Desde sus primeros años de escuela, en vez de con letras y números llenaba su pizarra escolar con caprichosos dibujos que expresaban su juvenil creatividad. Por esa época de estudiante, su compañero Cipriano Borja le dio las primeras clases de dibujo hasta que sus padres, percatándose de sus notables facultades y afición por la pintura, le pusieron por maestro a don Ramón Vargas. Posteriormente recibió las enseñanzas de Rafael Vanegas, Andrés Acosta, Tomás Camacho, Santos Cevallos y finalmente de los maestros Antonio Salas y, considerados los mejores pintores de su tiempo.

En 1853, debido a la muerte de su padre su familia empezó a pasar una vida de pobreza y privaciones; entonces, para poder subvencionar las necesidades de los suyos, sin descuidar sus estudios de arte se dedicó a dar clases de cultura general, pues gracias a su talento y prodigiosa inteligencia había adquirido vastos conocimientos de historia universal, geometría, anatomía plástica y perspectiva, mitología y otras ciencias, además, hablaba con bastante fluidez el francés, el inglés, el alemán, el griego y el latín.

Por 1876 se casó con su alumna la Srta. Eufemia Berrio, y juntos convirtieron el arte del grabado en su especialidad, por lo que al año siguiente, el entonces canónigo de Cuenca, Federico González Suárez, empeñado en ilustrar con láminas su obra «Estudio Histórico Sobre los Cañaris», lo buscó y lo comprometió para que dibujara las láminas e imprimiere los grabados. Producto de su trabajo en conjunto son las maravillosas láminas que representan temas del costumbrismo indígena y motivos religiosos, que ilustran dicha obra.

Obra de su talento son bellos lienzos de temas religiosos, como el que representa al evangelista «San Juan en su Visión Apocalíptica de la Virgen», «La Virgen María, en su Advocación de Nuestra Señora de la Merced», «El Indio de la Magdalena», «Vista al Cráter del Pichincha desde Capillampa», «Soliloquio de María», «Entierro del Niño Indio», «El Chimborazo», «Cara-Ajos» y otras; también un retrato de González Suárez, con quien cultivó una amistad que duró toda la vida.

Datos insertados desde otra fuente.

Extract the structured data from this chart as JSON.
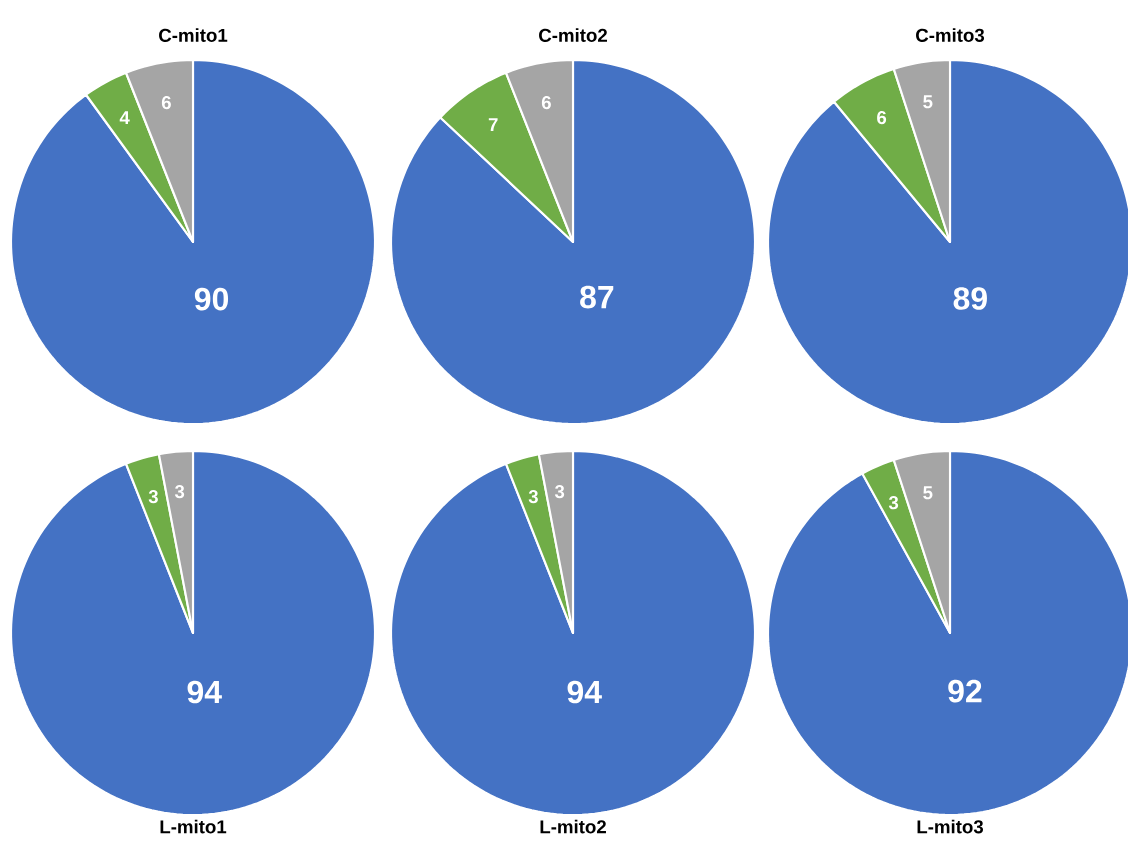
{
  "chart_data": [
    {
      "type": "pie",
      "title": "C-mito1",
      "categories": [
        null,
        null,
        null
      ],
      "values": [
        90,
        4,
        6
      ],
      "colors": [
        "#4472c4",
        "#70ad47",
        "#a5a5a5"
      ],
      "data_labels": true
    },
    {
      "type": "pie",
      "title": "C-mito2",
      "categories": [
        null,
        null,
        null
      ],
      "values": [
        87,
        7,
        6
      ],
      "colors": [
        "#4472c4",
        "#70ad47",
        "#a5a5a5"
      ],
      "data_labels": true
    },
    {
      "type": "pie",
      "title": "C-mito3",
      "categories": [
        null,
        null,
        null
      ],
      "values": [
        89,
        6,
        5
      ],
      "colors": [
        "#4472c4",
        "#70ad47",
        "#a5a5a5"
      ],
      "data_labels": true
    },
    {
      "type": "pie",
      "title": "L-mito1",
      "categories": [
        null,
        null,
        null
      ],
      "values": [
        94,
        3,
        3
      ],
      "colors": [
        "#4472c4",
        "#70ad47",
        "#a5a5a5"
      ],
      "data_labels": true
    },
    {
      "type": "pie",
      "title": "L-mito2",
      "categories": [
        null,
        null,
        null
      ],
      "values": [
        94,
        3,
        3
      ],
      "colors": [
        "#4472c4",
        "#70ad47",
        "#a5a5a5"
      ],
      "data_labels": true
    },
    {
      "type": "pie",
      "title": "L-mito3",
      "categories": [
        null,
        null,
        null
      ],
      "values": [
        92,
        3,
        5
      ],
      "colors": [
        "#4472c4",
        "#70ad47",
        "#a5a5a5"
      ],
      "data_labels": true
    }
  ]
}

De su maestro y amigo Juan Manosalvas aprendió la técnica de la acuarela, y al poco tiempo lo superó ampliamente por el dominio y la riqueza de los matices del color. «Su temperamento impresionable halló en el indio una fuente de inspiración, no sólo por su variedad etnográfica y forma de vestido, sino por sus funciones al servicio de la sociedad. Su habilidad para el dibujo le permitía captar con rapidez la visión del modelo, cuyo diseño lo completaba con la sobreposición del colorido, a base de aguas gomosas y unas gotas de hiel de vaca, para conservar la frescura y humedad de la acuarela» (J. M. Vargas.- Cultura No. 19, p. 403, Bco. Central).

A fines del siglo XIX y a principios del XX, llegó a ser el artista de moda tanto para nacionales como para extranjeros que buscaban enriquecer sus pinacotecas y galerías con colecciones de costumbrismo indígena. De estas se destacan las colecciones que vendió al señor Ministro de Francia, don Hipólito Fandiu, a quien entregó veintitrés acuarelas; y las dieciséis que pintó para el señor canciller don Rogelio Bonnal.

Fue un hombre muy agradable, correcto, educado y de amena conversación, que gozó de la amistad de notables personalidades como el ilustre sacerdote Dr. Julio Matovelle, para quien pintó -por encargo de las Carmelitas de la Asunción de Cuenca- un lienzo de gran tamaño que representa la «Transverberación de Santa Teresa». Además, todos los jueves se reunía en íntima tertulia literaria con sus grandes amigos Roberto Espinoza, Carlos R. Tobar, Quintiliano Sánchez y Honorato Vásquez, con quienes compartía lo que cada uno había escrito o conservara inédito.

Fue justamente debido a su profunda amistad con Honorato Vásquez que trasladó su residencia a la ciudad de Cuenca, donde a partir de 1903 trabajó como maestro en la Escuela de Pintura que éste había fundado en 1893. Ese mismo año, al terminar el curso de pintura regresó a la ciudad de Quito, donde a partir de 1904 y a solicitud del Presidente de la República, Gral. Leonidas Plaza Gutiérrez, dictó clases de pintura en la Escuela de Bellas Artes que había sido fundada por García Moreno en su segunda administración.

Dedicado a su abnegada labor de maestro y siempre con los pinceles entre sus dedos, la muerte lo sorprendió en Quito el 25 de junio de 1906.